Her mind flashed frame by frame through the video and slides the squad had been shown to acquaint them with the skyscraper’s interior: three-million square feet of space, miles of corridors, thousands of doors. Alissa must be hiding somewhere in all of that space, in an over-looked closet that wouldn’t be checked by the terrorists in a rapid search. She had to hope that was true. She had to get to her sister before the terrorists found her, before any bombs went off, before the building collapsed.

Minimal information gave Elena a kind of claustrophobia. She felt boxed in, only knowing what she was told by her supervisors. They knew only what was happening after the fact, after it was reported to them. Everything else was speculation. Anything could go wrong and probably would. That was the norm. That was the way it went in Iraq and Afghanistan.

In the early morning briefing, the Captain told them the operation was risky. They might die. They might lose civilians. RANGE-R radar devices mounted on drones flying circles around the building had taken infrared images through the windows. Individual red and yellow blobs that roamed freely through the structure were presumably terrorists moving around to control their hostages and patrol the building. Hostages were huddled together on five floors from the seventeenth to the eleventh, making rescue more difficult. But terrorists would expect a police incursion from ground level, not from above them. A first rescue attempt to rappel down from stealth helicopters hovering above the building was scuttled when wind shear slammed the lead jumper into the building’s four-hundred-foot spire.

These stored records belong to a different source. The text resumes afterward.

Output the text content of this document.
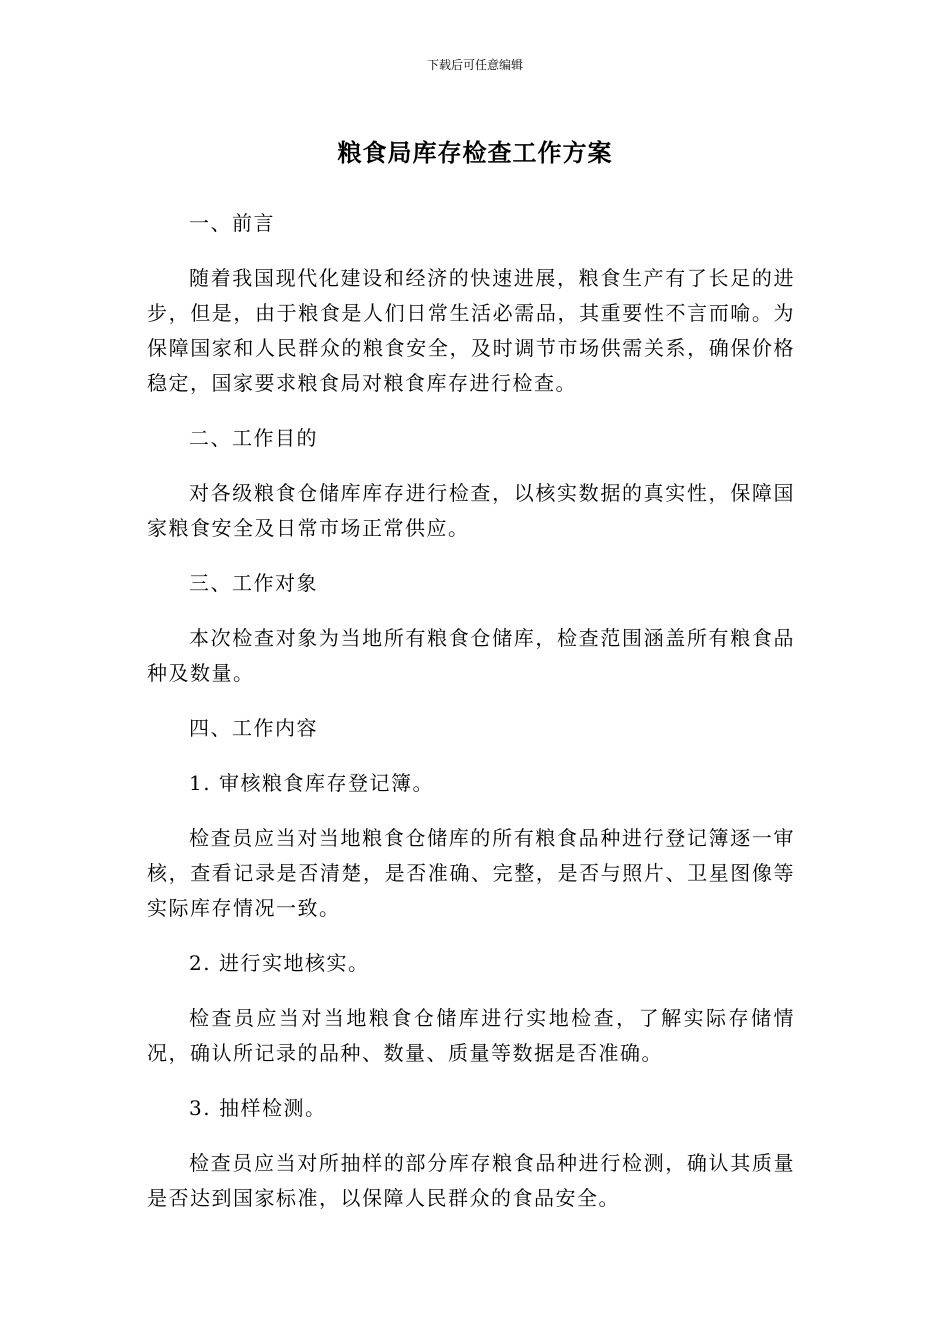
下载后可任意编辑
粮食局库存检查工作方案

一、前言

随着我国现代化建设和经济的快速进展，粮食生产有了长足的进步，但是，由于粮食是人们日常生活必需品，其重要性不言而喻。为保障国家和人民群众的粮食安全，及时调节市场供需关系，确保价格稳定，国家要求粮食局对粮食库存进行检查。

二、工作目的

对各级粮食仓储库库存进行检查，以核实数据的真实性，保障国家粮食安全及日常市场正常供应。

三、工作对象

本次检查对象为当地所有粮食仓储库，检查范围涵盖所有粮食品种及数量。

四、工作内容

1. 审核粮食库存登记簿。

检查员应当对当地粮食仓储库的所有粮食品种进行登记簿逐一审核，查看记录是否清楚，是否准确、完整，是否与照片、卫星图像等实际库存情况一致。

2. 进行实地核实。

检查员应当对当地粮食仓储库进行实地检查，了解实际存储情况，确认所记录的品种、数量、质量等数据是否准确。

3. 抽样检测。

检查员应当对所抽样的部分库存粮食品种进行检测，确认其质量是否达到国家标准，以保障人民群众的食品安全。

Elena’s team would make the second attempt. After the ascent, their job was to clear the top portion of the building floor by floor from the observation deck to the twentieth floor. From the twentieth floor, they would rappel in pairs down four different elevator shafts to the floor directly above where a group of hostages were held. They would take the seventeenth floor first, kill the terrorists, save the hostages, and proceed to the next floor. That was the plan, and it had to be executed perfectly or the terrorists might blow everyone in the building to kingdom come.
On her earpiece she heard the voice of the deputy commissioner for counterterrorism. “We’ve got a go!”

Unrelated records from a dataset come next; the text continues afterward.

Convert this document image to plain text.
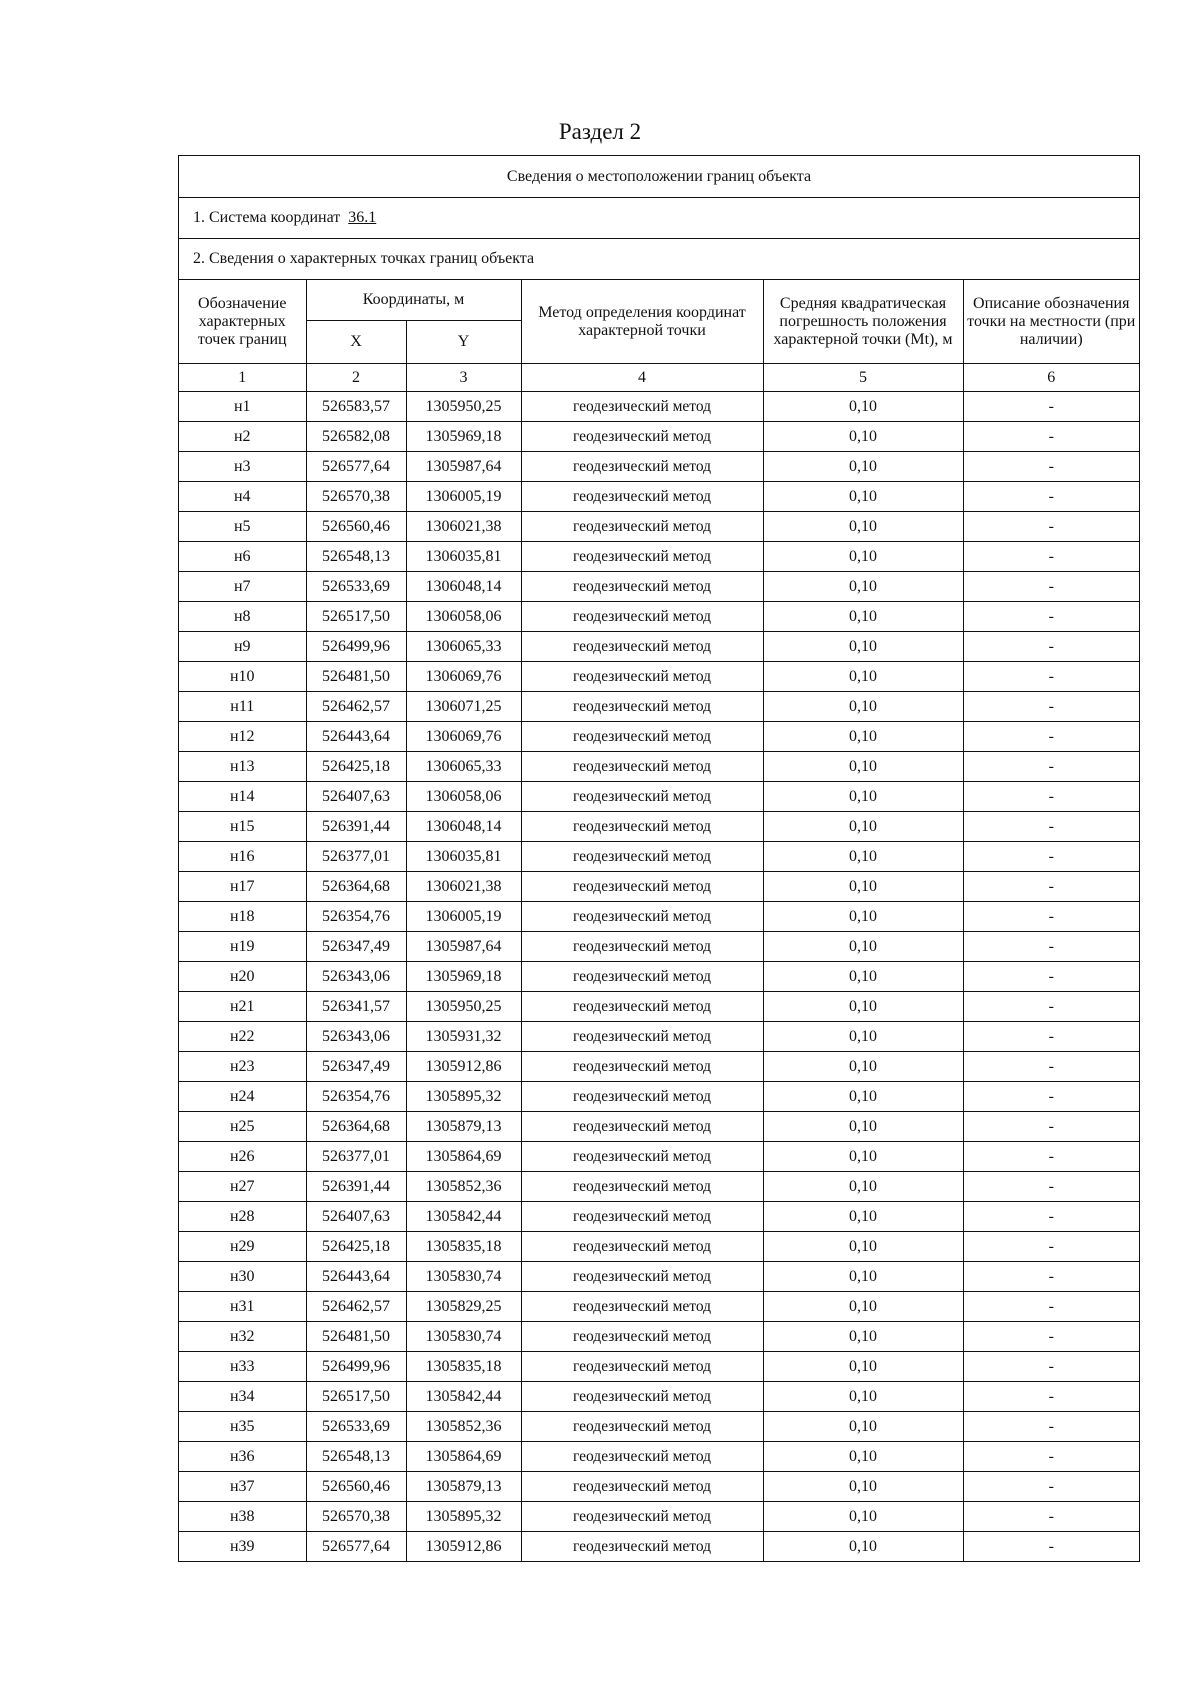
Раздел 2
Сведения о местоположении границ объекта
1. Система координат 36.1
2. Сведения о характерных точках границ объекта
Обозначение характерных точек границ	Координаты, м		Метод определения координат характерной точки	Средняя квадратическая погрешность положения характерной точки (Mt), м	Описание обозначения точки на местности (при наличии)
	X	Y			
1	2	3	4	5	6
н1	526583,57	1305950,25	геодезический метод	0,10	-
н2	526582,08	1305969,18	геодезический метод	0,10	-
н3	526577,64	1305987,64	геодезический метод	0,10	-
н4	526570,38	1306005,19	геодезический метод	0,10	-
н5	526560,46	1306021,38	геодезический метод	0,10	-
н6	526548,13	1306035,81	геодезический метод	0,10	-
н7	526533,69	1306048,14	геодезический метод	0,10	-
н8	526517,50	1306058,06	геодезический метод	0,10	-
н9	526499,96	1306065,33	геодезический метод	0,10	-
н10	526481,50	1306069,76	геодезический метод	0,10	-
н11	526462,57	1306071,25	геодезический метод	0,10	-
н12	526443,64	1306069,76	геодезический метод	0,10	-
н13	526425,18	1306065,33	геодезический метод	0,10	-
н14	526407,63	1306058,06	геодезический метод	0,10	-
н15	526391,44	1306048,14	геодезический метод	0,10	-
н16	526377,01	1306035,81	геодезический метод	0,10	-
н17	526364,68	1306021,38	геодезический метод	0,10	-
н18	526354,76	1306005,19	геодезический метод	0,10	-
н19	526347,49	1305987,64	геодезический метод	0,10	-
н20	526343,06	1305969,18	геодезический метод	0,10	-
н21	526341,57	1305950,25	геодезический метод	0,10	-
н22	526343,06	1305931,32	геодезический метод	0,10	-
н23	526347,49	1305912,86	геодезический метод	0,10	-
н24	526354,76	1305895,32	геодезический метод	0,10	-
н25	526364,68	1305879,13	геодезический метод	0,10	-
н26	526377,01	1305864,69	геодезический метод	0,10	-
н27	526391,44	1305852,36	геодезический метод	0,10	-
н28	526407,63	1305842,44	геодезический метод	0,10	-
н29	526425,18	1305835,18	геодезический метод	0,10	-
н30	526443,64	1305830,74	геодезический метод	0,10	-
н31	526462,57	1305829,25	геодезический метод	0,10	-
н32	526481,50	1305830,74	геодезический метод	0,10	-
н33	526499,96	1305835,18	геодезический метод	0,10	-
н34	526517,50	1305842,44	геодезический метод	0,10	-
н35	526533,69	1305852,36	геодезический метод	0,10	-
н36	526548,13	1305864,69	геодезический метод	0,10	-
н37	526560,46	1305879,13	геодезический метод	0,10	-
н38	526570,38	1305895,32	геодезический метод	0,10	-
н39	526577,64	1305912,86	геодезический метод	0,10	-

Holding her hand up to get the squad’s attention, Elena pointed to the building. “Move out.”
She raced forward and leaped up to grab a handhold on the highest angled glass fin protruding from stainless steel panels she could reach. For however long the climb took, her complete focus would now be on her hands, feet, breathing, and pushing her body up the face of the building to the platform above.

Her fingertips gripped the thin edge. She pushed up to the next tiny ridge, looking for toe holds in the slimmest rim where glass window plates had been fitted together. Creeping up the side of the building as if it was laid horizontal and she could simply push with her legs and reach with her arms, she crawled across its surface section by section. It was less than a quarter of a mile to their destination, a distance she could do in under a minute running on the ground. All thought fled.